The paradox is that we don’t live in a perfect world where everything has an equal chance to achieve its fullest potential, and that includes us.Striving for perfection is challenging, with always more to accomplish. As Ringo says, “all I have to do is act naturally”, but we’re stuck in an imperfect world where some prioritize their own ego or personal “wants and needs” over what could benefit everyone.
No matter the circumstances of the present, our individual actions alone do not determine the outcome of events. Indigenous populations thousands of years ago recognized a fundamental law of nature: everything that happens, past or future, is the result of cause and effect. Despite our efforts, we can’t fully control events on our own. Just like everything in nature, we are influenced by our surroundings, and when we create something new, we need to stay open to change as it unfolds.

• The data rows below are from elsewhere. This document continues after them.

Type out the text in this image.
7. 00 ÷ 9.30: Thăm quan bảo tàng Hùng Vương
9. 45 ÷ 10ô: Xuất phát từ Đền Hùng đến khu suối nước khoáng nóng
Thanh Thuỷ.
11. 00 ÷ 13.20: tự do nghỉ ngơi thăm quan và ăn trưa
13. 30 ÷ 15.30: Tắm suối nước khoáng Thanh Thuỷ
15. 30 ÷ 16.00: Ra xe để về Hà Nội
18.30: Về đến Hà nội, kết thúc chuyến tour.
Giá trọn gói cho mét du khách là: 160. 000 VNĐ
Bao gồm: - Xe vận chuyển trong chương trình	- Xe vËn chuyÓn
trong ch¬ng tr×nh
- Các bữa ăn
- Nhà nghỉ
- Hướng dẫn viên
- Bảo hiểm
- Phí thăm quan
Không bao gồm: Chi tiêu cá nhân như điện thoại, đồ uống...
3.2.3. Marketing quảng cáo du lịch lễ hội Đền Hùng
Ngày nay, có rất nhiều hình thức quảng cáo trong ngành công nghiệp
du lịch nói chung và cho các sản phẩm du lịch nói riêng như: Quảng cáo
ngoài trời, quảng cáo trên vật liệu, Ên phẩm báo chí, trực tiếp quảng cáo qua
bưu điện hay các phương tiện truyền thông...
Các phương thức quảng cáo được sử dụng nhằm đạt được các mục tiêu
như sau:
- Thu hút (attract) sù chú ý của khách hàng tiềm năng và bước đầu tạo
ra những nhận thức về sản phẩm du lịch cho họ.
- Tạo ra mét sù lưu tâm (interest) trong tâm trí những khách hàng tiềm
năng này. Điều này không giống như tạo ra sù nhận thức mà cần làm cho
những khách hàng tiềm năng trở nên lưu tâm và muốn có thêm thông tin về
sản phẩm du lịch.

In the give-and-take of nature, understanding that equilibrium must occur means our survival relies on shaping change for the benefit of all, not just ourselves. Equilibrium is one of those words we often overlook or misinterpret. We tend to define it as a state of rest or balance caused by equal opposing forces, or the equal balance between any powers or influences—equality of effect. This concept was the impetus behind the I Ching, inspiring the idea of complementary opposites coming together to “find the best of both worlds”.
By preparing ourselves to embrace self-imposed boundaries and understanding our limits, we open the door to discovering a path toward becoming limitless. When I was teaching in Qufu, I had several students from Binzhou in northern Shandong Province, the hometown of Sun Tzu, renowned for his book “The Art of War”. The work, attributed to the ancient Chinese military strategist Sun Tzu, consists of 13 chapters, each focusing on a specific skill or art related to warfare and its application to military strategy and tactics. Today, its strategies are often applied as a practical guide for preparing for any possible outcome. My students they would say living under the shadow of both Confucius and Sun Tzu, contributed to their own desire to become a teacher like them.
My travels with Lieh Tzu / Interpolations along the Way
Chapter 3 – King Mu of Zhou
37. Going along for the Ride
Is it not better to become as one with all things found in nature? Our lives mirroring that as we would experience in a walk in the woods. Making no disturbance, as one with all.
The canopy of trees, the smell of sassafras in the air. Squirrels run to and fro through the scattered leaves on the ground. With three blue jays overhead squawking and monitoring our progress. Ants finding their home in the rotten log you turn over. Multi‑colored wildflowers brightening the path you have chosen to follow; life lived truly as a dream. Staying enmeshed within it to the end.
If as the Tao teaches that all things are equal, what does this leave for one to strive for? If no joy is real and no achievement lasting, then how can one find his or herself in the world? If life is but a dream then suddenly misery and suffering, pain and sorrow, happiness and joy, success and failure all become one and simply take turns coming forward for us to experience and know. If not true bliss and enlightenment having no attachment to lose? Having no desires, how can you be distressed when it does not come? That striving defeats one’s ultimate purpose.

That we find our ultimate comfort in our dreams and what we create within and from them. Reminded only that good and bad must be present in all things.
Come forward through an opening in the trees with both the strength and weakness that nature gave you, remaining as one with all things. Never contending.
Only by going along with the ebb and flow of the river do you come upon that you have come to know and traverse so well. Remain forever charged with your dreams and drift spontaneously as a log down the river’s current. Simply a part of the swirling events around you. Happy just to be going along for the ride. Buoyed with the knowledge that fear and regrets are as unreal as hopes and desires.
Without our dreams life becomes tedious. A lost cause battling upstream against the current of our lives. Is not our challenge to find our inner strength and who we are to become and know no greater purpose than going along for the ride. 2/5/95
Number thirty-seven of one hundred fifty-eight entries.